Choice of raw ingredients
Wheat (chemical and bacteriological contamination), flour with low extraction rate,
pure ferments (yeast).
Control over a product’s shelf life is rarely the result of action taken on one of these parameters, but often a combination of several.
View of our Baking Expert in Asia
By Thomas Kalkhoven
Our technical support mission and our world coverage have led us to work in collaboration with many players in the profession: enzyme manufacturers, emulsifier producers, millers, etc., in numerous applications i.e. crusted bread, sweet bread, flatbread, steamed bread, and with customers of all sizes (local craft bakers or international groups).
With these assets, we are able to capitalize on our experience.
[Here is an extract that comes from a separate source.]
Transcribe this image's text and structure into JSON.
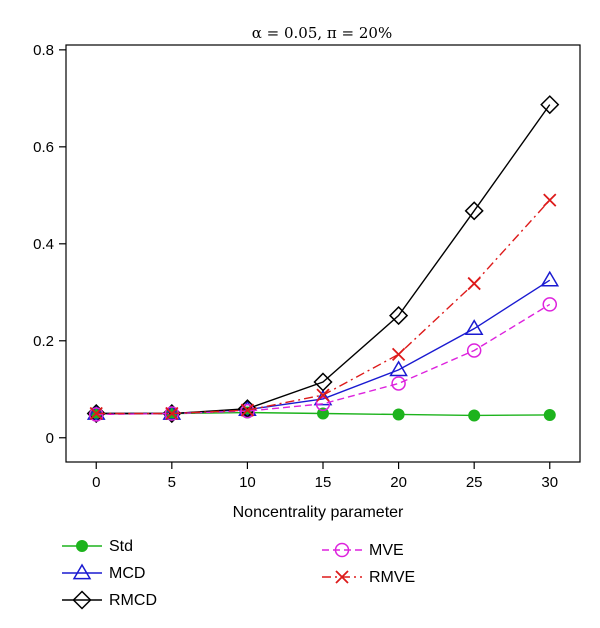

Controlling the shelf life of bakery products is indeed a major concern, compelling us to work on different solutions depending on the environment (regulatory, usage, regional bread, desired preservation time, possibility of stabilizing the product during the course of manufacture with final baking off provided on the same site or at retail outlets.
We note that the most commonly found levers in breadmaking are structured around the following 4 factors:
- Selection of raw materials for better control over the aW of raw materials or improve the properties of the end product (use of boiled flour to increase hydration resulting in a rise in initial softness, steaming, etc.).
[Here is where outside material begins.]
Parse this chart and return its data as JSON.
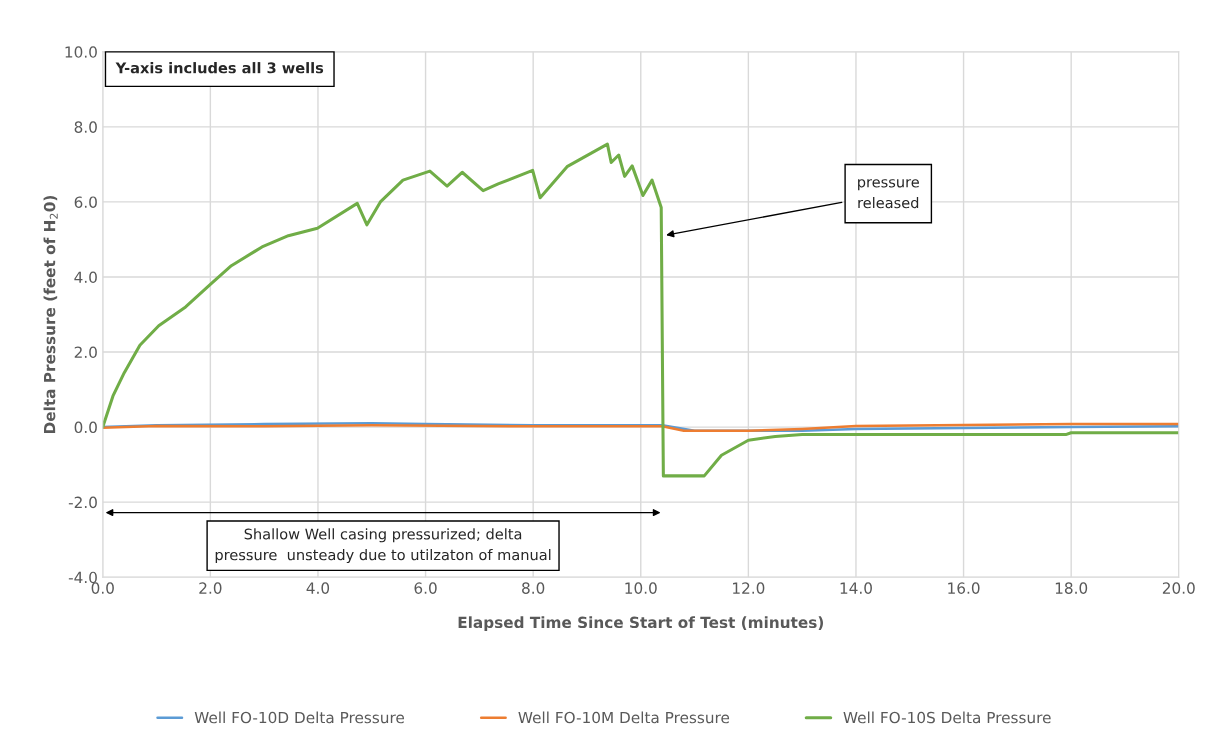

- Adjustment in levels of hydration and/or use of a hydrating agent (fiber), or humectant (sorbitol, mannitol, glycerol, etc.), hydrocolloids (carob flour (E410), Guar flour (E412), carboxymethylcellulose (E466)).
- Use of enzymes with preservation/softness/anti-staling properties.
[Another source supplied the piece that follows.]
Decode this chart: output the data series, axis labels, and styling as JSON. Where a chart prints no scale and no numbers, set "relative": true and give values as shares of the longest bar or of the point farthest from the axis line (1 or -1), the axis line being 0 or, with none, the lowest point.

- Use of acidifying sourdough or pH regulators (acetic acid, citrates, tartrates, phosphates, carbonates, etc.).
- Use of tensio-active ingredients: Mono & diglycerides (MGL – E471); sorbitol/ glycol esters – polysorbate (E435); lactic acid derivatives (SSL E481 – CSL E482); sorbic acid and sorbates; propionic acid and propionates (sodium, potassium, etc.).
- Use of preservatives: ethanol; antibiotics (N.B. prohibited in bread in most countries); antifungal agents: sodium diacetate/dehydroacetate, propionic acid and propionates (calcium, potassium, etc.), sorbic acid and sorbates, etc.)
- Use of boiled flour.
Adaptation of manufacturing Processes
- Mixing: including gas dough release rate.
- Fermentation: ferment used (sourdough, yeast, etc.), process (sponge & dough/long fermentation/fermentation conditions (duration, T°) and environment (hygrometry).
- Baking: drying out, thickness of crust, etc.
- Cooling conditions: duration, T°, air circulation rate, tools, purity of atmosphere, etc.
- Environment control throughout the process, on all materials in contact: equipment and small utensils, atmosphere.
Intermediate and final stabilization
- Inhibition or slowing of contamination in intermediate phases using cold temperatures (positive or negative cold) depending on the desired stabilization period, or finished products.
- Modified atmosphere: neutral gas and vacuum preservation in the end product.
- Use of packaging materials with regulating properties (humidity, air, etc.)
- Raw ingredients: heat-treated flour, UV treatment of packaging materials, air filtration, water microfiltration, etc.
- Facilities: cleaning and disinfection of premises, equipment and small tools, UV radiation in fermentation chamber, etc.
- Finished products: spraying with alcohol-based solutions, yeast.